Your little screen-shot there was from the moment it was ejected, as you can clearly tell the missiles rocket-motors haven’t even fired…
As you can clearly see here, on the motor start:
Roughly 3/4 of a foot/a foot, of sag.
Then when the motors are fully fired:
1.5-2.5 feet of drop, minimum, 3 at a max.
No, it has an on-board guidance system, it’s not ballistically fired (I.e. A gun-launcher system) so it doesn’t have a FCS, the human operator is the FCS.
That’s the wires response time, meaning that, the further away the missile is, the longer the time to make a trajectory calculation takes, and therefore takes a second to properly align itself if it over-shoots. This means, essentially, that the TOW at .5km has 9” of leighway for possible error, and 30” nearing a kilometer.

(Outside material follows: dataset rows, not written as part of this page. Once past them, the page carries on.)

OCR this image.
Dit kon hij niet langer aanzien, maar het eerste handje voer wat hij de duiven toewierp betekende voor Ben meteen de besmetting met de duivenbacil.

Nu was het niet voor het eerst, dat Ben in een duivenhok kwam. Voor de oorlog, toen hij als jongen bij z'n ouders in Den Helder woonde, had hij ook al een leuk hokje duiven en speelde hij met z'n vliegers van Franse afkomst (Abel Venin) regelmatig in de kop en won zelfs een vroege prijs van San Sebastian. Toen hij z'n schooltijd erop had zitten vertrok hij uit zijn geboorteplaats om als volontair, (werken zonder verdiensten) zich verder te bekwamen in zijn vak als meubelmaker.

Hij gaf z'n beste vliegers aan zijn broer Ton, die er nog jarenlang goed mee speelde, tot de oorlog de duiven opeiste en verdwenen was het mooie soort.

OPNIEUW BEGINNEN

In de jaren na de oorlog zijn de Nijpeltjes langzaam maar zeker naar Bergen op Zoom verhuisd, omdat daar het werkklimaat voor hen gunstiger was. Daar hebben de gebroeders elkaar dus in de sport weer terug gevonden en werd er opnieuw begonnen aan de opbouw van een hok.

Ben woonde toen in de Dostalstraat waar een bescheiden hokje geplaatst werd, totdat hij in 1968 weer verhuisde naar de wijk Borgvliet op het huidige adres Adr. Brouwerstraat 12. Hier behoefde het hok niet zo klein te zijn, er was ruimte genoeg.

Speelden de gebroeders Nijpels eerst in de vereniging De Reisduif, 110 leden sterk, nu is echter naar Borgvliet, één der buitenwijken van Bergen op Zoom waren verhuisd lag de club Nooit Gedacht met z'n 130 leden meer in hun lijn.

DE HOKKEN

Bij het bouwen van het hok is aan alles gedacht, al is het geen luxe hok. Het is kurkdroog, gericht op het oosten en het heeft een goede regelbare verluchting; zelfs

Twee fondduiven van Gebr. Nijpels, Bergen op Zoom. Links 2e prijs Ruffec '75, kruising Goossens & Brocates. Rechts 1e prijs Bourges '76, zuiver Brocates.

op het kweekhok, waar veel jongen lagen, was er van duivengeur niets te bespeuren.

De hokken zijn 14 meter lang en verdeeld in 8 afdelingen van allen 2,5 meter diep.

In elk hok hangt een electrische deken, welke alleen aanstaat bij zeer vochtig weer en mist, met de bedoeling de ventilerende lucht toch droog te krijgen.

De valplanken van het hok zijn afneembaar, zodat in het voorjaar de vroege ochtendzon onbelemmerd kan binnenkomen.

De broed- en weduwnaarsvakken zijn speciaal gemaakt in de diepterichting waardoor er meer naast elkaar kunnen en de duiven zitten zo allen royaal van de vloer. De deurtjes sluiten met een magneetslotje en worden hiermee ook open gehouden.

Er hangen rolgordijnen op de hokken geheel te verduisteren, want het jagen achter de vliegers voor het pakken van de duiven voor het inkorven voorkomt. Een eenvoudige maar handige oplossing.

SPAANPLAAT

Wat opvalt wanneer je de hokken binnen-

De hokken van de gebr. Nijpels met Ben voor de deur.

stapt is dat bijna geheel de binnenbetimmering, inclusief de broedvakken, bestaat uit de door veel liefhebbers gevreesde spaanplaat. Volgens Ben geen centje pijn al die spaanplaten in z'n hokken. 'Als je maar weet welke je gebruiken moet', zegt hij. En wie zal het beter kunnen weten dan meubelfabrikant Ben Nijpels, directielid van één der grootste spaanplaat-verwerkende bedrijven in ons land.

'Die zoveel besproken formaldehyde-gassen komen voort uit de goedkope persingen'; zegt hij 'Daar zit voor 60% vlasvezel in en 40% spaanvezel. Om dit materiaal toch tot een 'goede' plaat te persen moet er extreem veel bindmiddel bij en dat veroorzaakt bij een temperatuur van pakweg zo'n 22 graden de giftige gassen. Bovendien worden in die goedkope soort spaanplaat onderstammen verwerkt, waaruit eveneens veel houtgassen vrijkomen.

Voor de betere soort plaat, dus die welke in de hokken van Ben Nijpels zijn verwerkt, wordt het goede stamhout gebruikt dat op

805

When in doubt, physics it out.
Earths gravitational Force is 9.508 m/s, meaning that, the missile, which has a force of 22lbs on the launcher, meaning that, once exiting the launcher, has 22lbs of force exerted in a downward manner, at an acceleration of 9.508m/s. A meter is 3.3 feet, at a velocity of 9.805 m/s, the missile will fall approx. 1.7 meters, or 5’6” in .18 seconds, which some of is cancelled out by the forward launch direction. In short, yes, it very much can fall that much, that fast. God, I love how much 9th grade physics taught me.
Thanks for coming and listening to my Ted-Talk.